Although mother was not in the ‘paid’ workforce she was a writer—and kept writing. She was Secretary of the P & C. She ran a theatre in our backyard, and then another one when the backyard was too small for the enterprise for showcasing Australian playwrights.
Mother almost reached her 98th birthday last year, missing it by only a couple of weeks. She was a fine poet and, as my sisters and I came to appreciate, so many of her poems were a continuing love poem to our father, to whom she was married for almost 75 years. She wrote plays, novels and musicals and also wrote on politics; on food; just about anything really. She had no time for editors and published everything herself. As a writer, she had, in Virginia Woolf’s terms, ‘a room of one’s own’ which she managed through dogged persistence, commitment to her craft and amazing time management skills. She set the bar very high for me and my three sisters.
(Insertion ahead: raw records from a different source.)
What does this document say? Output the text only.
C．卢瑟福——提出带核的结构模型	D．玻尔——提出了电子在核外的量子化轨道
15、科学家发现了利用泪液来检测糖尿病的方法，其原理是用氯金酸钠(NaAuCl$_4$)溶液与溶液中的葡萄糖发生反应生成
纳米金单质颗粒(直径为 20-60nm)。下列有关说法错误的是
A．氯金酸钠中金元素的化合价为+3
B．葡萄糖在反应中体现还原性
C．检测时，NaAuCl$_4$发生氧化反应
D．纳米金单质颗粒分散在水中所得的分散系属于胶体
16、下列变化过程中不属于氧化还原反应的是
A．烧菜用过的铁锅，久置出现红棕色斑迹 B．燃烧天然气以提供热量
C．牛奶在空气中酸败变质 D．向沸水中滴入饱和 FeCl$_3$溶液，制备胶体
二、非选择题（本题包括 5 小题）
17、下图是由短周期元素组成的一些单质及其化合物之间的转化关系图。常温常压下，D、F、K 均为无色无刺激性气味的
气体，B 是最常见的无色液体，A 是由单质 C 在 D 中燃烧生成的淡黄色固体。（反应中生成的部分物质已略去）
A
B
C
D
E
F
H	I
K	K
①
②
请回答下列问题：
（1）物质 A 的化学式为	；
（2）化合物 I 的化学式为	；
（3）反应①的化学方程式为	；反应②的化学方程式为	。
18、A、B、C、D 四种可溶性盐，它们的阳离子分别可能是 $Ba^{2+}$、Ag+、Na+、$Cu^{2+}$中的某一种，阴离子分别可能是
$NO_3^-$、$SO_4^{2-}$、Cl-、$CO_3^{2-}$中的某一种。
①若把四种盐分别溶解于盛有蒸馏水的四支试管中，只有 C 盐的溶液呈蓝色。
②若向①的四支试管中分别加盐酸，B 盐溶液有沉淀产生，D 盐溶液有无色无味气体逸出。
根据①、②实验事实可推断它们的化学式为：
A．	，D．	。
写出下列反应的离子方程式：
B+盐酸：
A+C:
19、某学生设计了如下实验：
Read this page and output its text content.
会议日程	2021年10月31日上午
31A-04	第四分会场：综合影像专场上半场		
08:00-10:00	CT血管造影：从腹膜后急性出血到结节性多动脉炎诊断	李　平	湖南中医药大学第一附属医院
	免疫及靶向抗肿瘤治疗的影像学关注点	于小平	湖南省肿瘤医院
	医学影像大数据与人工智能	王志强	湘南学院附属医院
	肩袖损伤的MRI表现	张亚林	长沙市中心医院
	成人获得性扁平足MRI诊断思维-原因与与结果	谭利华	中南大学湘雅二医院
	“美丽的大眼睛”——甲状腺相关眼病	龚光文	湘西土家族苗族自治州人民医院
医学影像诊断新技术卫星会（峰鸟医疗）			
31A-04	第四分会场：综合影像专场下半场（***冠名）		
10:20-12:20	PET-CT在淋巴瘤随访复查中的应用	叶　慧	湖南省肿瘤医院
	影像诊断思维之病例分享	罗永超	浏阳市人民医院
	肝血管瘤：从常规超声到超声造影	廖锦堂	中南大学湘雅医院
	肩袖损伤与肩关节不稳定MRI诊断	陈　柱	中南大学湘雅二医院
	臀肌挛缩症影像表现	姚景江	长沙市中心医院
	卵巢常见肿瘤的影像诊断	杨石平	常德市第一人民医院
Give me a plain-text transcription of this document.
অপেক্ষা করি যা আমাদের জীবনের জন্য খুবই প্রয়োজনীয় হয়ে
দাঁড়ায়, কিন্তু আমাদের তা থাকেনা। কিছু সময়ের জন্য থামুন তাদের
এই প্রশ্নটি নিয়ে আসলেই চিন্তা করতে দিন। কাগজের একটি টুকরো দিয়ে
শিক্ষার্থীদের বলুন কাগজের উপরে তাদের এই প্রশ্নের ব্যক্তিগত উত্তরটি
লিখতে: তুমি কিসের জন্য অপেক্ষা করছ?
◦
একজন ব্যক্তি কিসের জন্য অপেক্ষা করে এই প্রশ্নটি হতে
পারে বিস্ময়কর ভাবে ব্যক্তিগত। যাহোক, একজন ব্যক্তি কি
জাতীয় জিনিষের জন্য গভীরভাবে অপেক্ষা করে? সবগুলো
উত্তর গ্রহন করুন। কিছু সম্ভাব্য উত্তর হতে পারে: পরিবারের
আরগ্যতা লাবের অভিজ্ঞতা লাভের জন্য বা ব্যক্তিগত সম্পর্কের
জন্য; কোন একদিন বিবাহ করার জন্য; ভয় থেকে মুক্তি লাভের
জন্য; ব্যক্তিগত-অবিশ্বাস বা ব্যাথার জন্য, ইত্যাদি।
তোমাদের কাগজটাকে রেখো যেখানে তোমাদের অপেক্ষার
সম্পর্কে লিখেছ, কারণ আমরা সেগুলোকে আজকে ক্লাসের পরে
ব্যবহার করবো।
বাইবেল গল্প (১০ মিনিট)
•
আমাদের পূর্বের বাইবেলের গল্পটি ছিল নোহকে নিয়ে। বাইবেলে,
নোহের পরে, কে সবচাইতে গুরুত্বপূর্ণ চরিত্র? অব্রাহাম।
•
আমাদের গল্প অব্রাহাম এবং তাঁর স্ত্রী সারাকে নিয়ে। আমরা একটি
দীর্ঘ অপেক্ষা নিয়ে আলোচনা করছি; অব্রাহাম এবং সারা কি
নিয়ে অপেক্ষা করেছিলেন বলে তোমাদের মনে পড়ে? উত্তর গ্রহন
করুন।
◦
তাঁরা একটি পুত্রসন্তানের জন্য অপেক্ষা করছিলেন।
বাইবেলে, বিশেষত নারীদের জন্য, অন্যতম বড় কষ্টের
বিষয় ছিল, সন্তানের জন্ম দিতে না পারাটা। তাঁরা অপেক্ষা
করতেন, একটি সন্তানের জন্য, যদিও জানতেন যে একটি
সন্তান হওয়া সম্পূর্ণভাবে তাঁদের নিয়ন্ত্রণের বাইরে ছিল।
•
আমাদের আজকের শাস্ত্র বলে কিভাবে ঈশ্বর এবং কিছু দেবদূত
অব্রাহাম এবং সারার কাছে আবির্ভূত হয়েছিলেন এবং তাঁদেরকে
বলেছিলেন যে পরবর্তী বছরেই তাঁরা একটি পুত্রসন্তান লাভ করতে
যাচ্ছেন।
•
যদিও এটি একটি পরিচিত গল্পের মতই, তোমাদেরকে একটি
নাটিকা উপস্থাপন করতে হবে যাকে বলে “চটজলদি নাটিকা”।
Returning to the theme of International Women’s Day—
Thinking of that suffrage banner and the mission it embodied to make the voices of women heard in the corridors of power, I am reminded of another significant and large artwork of recent times calling on political leaders to listen—the Uluru Statement from the Heart—which is also about having a voice. Painted by Anangu artists on canvas, the Uluru Statement is vast in physical size and in the power of its demands. It calls on the Australian people and our political representatives to ensure Aboriginal and Torres Strait Islander voices are heard in the making of decisions that affect them. It is a reminder that, although we have come a long way in the area of women’s rights and the rights of Australia’s first peoples, there is still a long way to go.